Nearing the end of a fantastic 10 days in Berlin, my travels took me 60 miles south to a relatively small town of Jüterbog. An area that has a long military tradition pre dating the 1914-18 conflict. This is the first of three I enjoyed immensely.
The large military base at Forst Zinna was constructed in the mid 30’s at the dawn of the Third Reich. Named after and In honour of the führer, Adolf Hitler. Aka Forst Zinna.
The Camp hosted barracks and training rooms, used by an artillery and transportation school. There were also many service buildings, like canteens, sport and administration facilities.
The base was operated by the Wehrmacht until the end of WWII, when the region was conquered by the Red Army.
At the end the end of the conflict the Soviets took over the site and used it to house displaced persons primarily refugees from Eastern Europe and for the former inmates of the Nazi German concentration camps.
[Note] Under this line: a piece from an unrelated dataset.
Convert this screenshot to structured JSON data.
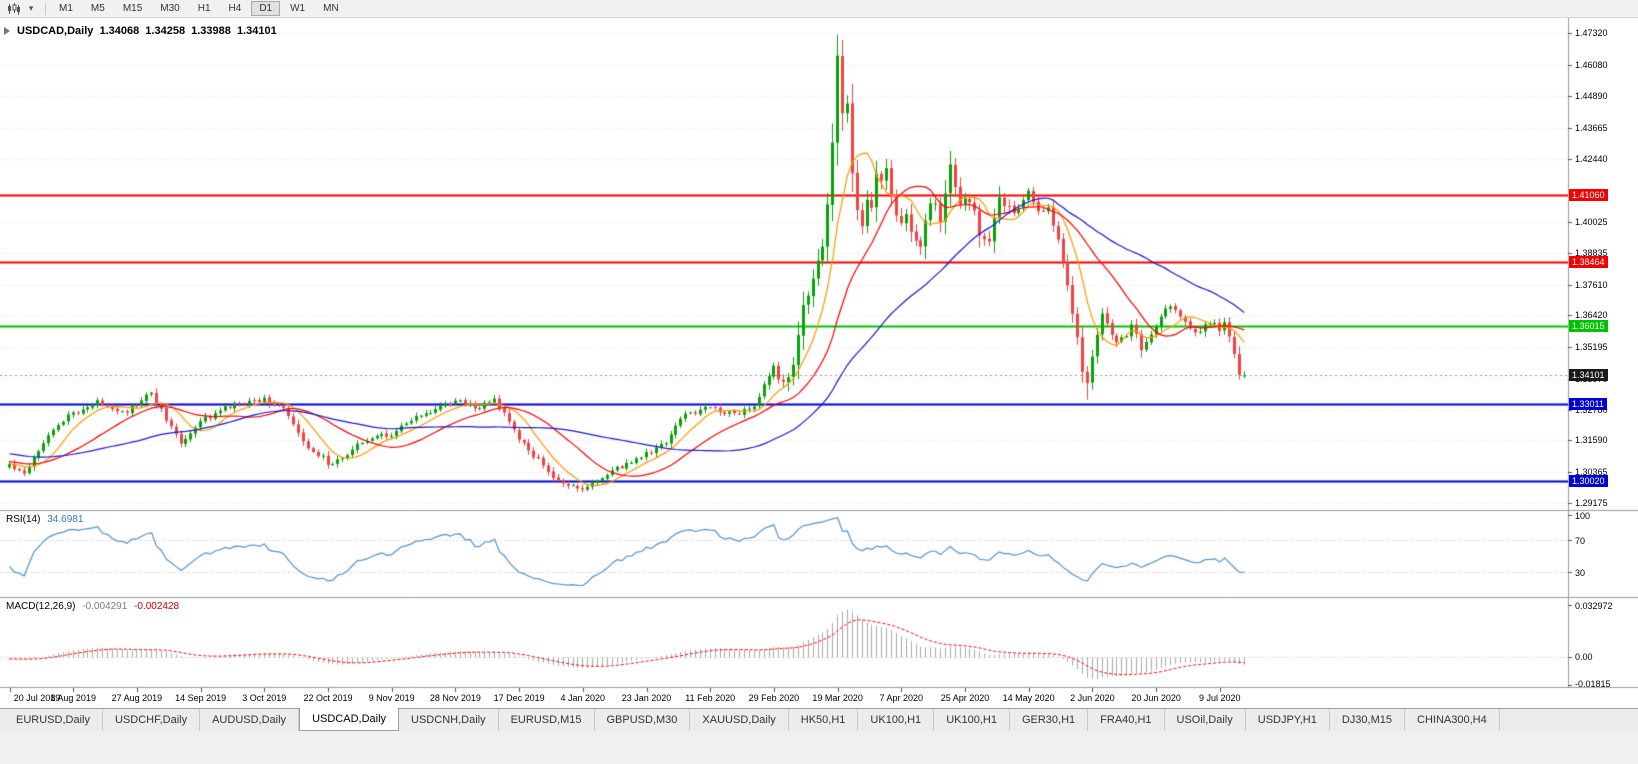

Later used by the ‘Deutsche Verwaltungsakademie’ who used as ‘The German Academy of Public Administration’ with the intention of training the DDR political elite.
In 1950 the site passed over again to the Soviet Army. In the military area, there were administrative buildings, farm buildings, and leisure complex
At the end of 2007 the demolition of Forst Zinna started. Only a small part of the complex is listed and safe from demolition.
Parked up right outside the gates and in I went, nice of them to leave a nice big gap by the gate
The remaining buildings were few and far between in this camp
But I realise I did find the outdoor swimming pool shown on the postcard, which is cool.
Just a few industrial/manufacturing type buildings, gave up some nice soviet signs
I found one building two floors and an attic. One of the lower rooms contained fantastic Soviet memories, books and propaganda. As I am currently having a love affair with all things Soviet, my heart skipped a beat at these in all honesty. Not quite a semi, but near as damn it.
“Two worlds; Two systems”
“On guard: Socialist Homeland”
It was when I reached a small “room: partioned off in the attic, that I got the semi!
Suddenly transported into the life of a young Russian conscript; potentially thousands of miles from home, family and friends, living a bleak and hard existence. On guard for his homeland.